More than 28% of people diagnosed with COVID-19 in the United States are Hispanic, according to the Centers for Disease Control and Prevention (CDC). Despite that percentage and the fact that Latinx are the largest racial marginalized group in the United States, the effect of COVID-19 on this community has not been widely addressed, said Aletha Maybank, MD, MPH, chief health equity officer and group vice president of the AMA.
Four Latinx physicians joined Dr. Maybank on Thursday, May 14, to address how the pandemic is affecting their community in “Prioritizing Equity: COVID-19 and Latinx Voices in the Field,” a part of the AMA’s YouTube health equity series. The panelists identified a variety of disconnects in communication that are likely causes for the large number of positive COVID-19 cases among Latinx patients.
“The messaging is not culturally sensitive to our community,” said Joaquin J. Estrada, MD, who serves as the surgical director of the Digestive Health Institute at Advocate Illinois Masonic Medical Center in Chicago. “The trusted guides that normally would be helping to articulate this message aren’t immediately available.”
Dr. Estrada, who is also vice president of the Medical Organization for Latino Advancement (MOLA), said many Latinx people are not able to access information from the local newspapers or church gatherings they previously got news from. He also acknowledged that many do not have the luxury of working from home and serve as essential workers, and that fact has led to confusion and reservations related to ongoing stay-at-home orders across the country.
The AMA and the Centers for Disease Control and Prevention are closely monitoring the COVID-19 pandemic. Learn more at the AMA COVID-19 resource center. Also check out the AMA’s physician guide to COVID-19 and get guidance from the AMA on reopening amid COVID-19.
How to create support
Erika Flores Uribe, MD, MPH, said she understands the above reservations on a personal and professional level as an emergency physician. Her parents are monolingual Spanish speakers who work as custodians and are faced with limitations to practice public health recommendations as part of the essential workforce, as do many of Dr. Flores Uribe’s patients.
“My family is confronted with a lot of those challenges and confronted with the messaging around social distancing and living in multigenerational homes,” she said. “We’re also very family centric, so most of our support comes from being able to gather in what I would say is a small gathering, but it would be greater than 10 people and against our public health recommendations.” As a family, they have talked through how to support one another while maintaining physical distancing.
As director of language access and inclusion for the Los Angeles County Department of Health Services , Dr. Flores Uribe highlights her organization’s focus on “cultural-linguistic appropriateness of the communication that is public-facing,” including translating key materials into other target languages. She also shared approaches to integrating the community voice for more effective communication campaigns.
“We serve a very large immigrant population,” she said, “at times, written material is not the most effective communication tool.” Dr. Flores Uribe shares that “working with our patient-family advisory councils” as well as “our Emergency Operations Joint Information Center in order to co-design some of our interventions” has been effective in understanding what communication platforms are reaching patients to better frame public health messages in plain language from a cultural and linguistic lens.
The AMA is compiling an ongoing list of health equity resources related to COVID-19.

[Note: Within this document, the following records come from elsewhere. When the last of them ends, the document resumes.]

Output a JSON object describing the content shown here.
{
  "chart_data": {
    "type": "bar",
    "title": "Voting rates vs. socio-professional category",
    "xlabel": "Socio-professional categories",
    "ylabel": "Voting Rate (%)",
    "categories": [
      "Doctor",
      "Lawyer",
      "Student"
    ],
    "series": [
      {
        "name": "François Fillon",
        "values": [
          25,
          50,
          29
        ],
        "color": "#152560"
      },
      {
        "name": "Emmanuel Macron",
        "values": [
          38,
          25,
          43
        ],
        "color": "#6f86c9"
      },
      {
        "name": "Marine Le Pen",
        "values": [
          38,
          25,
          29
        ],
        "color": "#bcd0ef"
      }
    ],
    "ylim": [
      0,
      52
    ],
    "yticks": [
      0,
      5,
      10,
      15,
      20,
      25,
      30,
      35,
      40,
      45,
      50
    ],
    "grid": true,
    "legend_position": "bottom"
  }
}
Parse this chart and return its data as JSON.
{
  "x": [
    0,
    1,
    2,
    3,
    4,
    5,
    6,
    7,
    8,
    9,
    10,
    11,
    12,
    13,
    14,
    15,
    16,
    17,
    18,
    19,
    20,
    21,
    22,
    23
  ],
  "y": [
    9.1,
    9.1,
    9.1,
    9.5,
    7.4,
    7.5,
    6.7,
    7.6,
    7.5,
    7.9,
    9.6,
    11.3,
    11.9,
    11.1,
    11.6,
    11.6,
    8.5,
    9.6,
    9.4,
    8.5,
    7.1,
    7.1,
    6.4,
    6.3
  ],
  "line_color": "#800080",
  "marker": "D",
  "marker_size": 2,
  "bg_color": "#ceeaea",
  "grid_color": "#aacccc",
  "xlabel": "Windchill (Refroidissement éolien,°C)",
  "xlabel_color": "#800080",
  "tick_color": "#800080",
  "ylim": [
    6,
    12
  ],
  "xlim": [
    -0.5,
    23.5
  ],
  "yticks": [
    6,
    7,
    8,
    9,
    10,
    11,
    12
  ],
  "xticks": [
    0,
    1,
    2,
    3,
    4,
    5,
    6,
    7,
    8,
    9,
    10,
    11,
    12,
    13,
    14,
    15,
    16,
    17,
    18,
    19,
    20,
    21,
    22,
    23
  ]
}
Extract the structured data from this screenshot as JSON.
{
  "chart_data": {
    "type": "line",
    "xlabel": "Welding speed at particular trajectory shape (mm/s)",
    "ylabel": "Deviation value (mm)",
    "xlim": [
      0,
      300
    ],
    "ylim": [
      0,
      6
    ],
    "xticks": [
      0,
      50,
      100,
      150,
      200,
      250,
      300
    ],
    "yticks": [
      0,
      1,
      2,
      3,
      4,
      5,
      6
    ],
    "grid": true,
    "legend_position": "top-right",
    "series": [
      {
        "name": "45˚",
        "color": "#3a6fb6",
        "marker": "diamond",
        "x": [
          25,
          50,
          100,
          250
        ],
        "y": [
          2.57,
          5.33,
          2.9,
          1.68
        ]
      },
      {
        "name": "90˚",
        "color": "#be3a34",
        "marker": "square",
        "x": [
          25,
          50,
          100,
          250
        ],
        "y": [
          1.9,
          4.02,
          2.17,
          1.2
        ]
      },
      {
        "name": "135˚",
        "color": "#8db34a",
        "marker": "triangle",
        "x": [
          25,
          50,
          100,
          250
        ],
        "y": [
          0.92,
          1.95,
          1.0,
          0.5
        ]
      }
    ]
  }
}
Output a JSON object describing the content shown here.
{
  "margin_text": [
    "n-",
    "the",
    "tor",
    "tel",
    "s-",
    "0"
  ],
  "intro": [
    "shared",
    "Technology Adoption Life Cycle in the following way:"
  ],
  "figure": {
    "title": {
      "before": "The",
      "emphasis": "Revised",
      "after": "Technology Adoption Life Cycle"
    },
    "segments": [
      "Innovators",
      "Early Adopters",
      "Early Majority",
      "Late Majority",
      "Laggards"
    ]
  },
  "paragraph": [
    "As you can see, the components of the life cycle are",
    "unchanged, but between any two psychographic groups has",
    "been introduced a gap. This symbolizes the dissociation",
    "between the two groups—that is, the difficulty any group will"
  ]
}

Tales from the front lines
Ricardo Correa, MD, is the director of the endocrinology, diabetes and metabolism fellowship and the director of diversity for graduate medical education at the University of Arizona College of Medicine in Phoenix. He also serves as the medical director for Phoenix Allies for Community Health, a nonprofit volunteer-run clinic geared toward those who are medically marginalized in the Phoenix area. Ninety-nine percent of the clinic’s patients are undocumented immigrants.
“This population has no insurance—we’re the safe place for them,” said Dr. Correa, an AMA member. “We have been trying to provide as much as we can to this population. … We didn’t have resources to test our population, and there were some events where we were sending patients that require testing to centers that are approved for testing, and ICE [U.S. Immigration and Customs Enforcement] was outside.
“The community was very afraid,” Dr. Correa added.
The clinic began providing its own COVID-19 testing in mid-May. It also continues to produce educational materials to help inform about best practices related to COVID-19.
For Luis Seija, MD, a resident at Icahn School of Medicine at Mount Sinai in New York City, caring for patients with COVID-19 has been “an experience and a journey.” The pandemic has highlighted social determinants of health—particularly as it relates to who is admitted to the hospital—and led to the most difficult discharges he’s encountered.
“A lot of patients are coming into contact with the health care system for the first time,” he said. Some of these patients have newly diagnosed illnesses such as diabetes, or they could be undocumented, or they may not be able to easily conduct a telehealth follow-up appointment—or all of the above—and these obstacles make the discharge particularly challenging for physicians and for patients.
“It’s not enough to hand someone their discharge paperwork and have the instructions about quarantining in Spanish and hope they understand it,” said Dr. Seija, also an AMA member. “There are a lot of ways that we have to rethink our discharge planning. [We] have to be up front and have a lot of honest conversations not only with the patient, but also with our consultants, the primary team and social workers [about] what is realistic for someone.”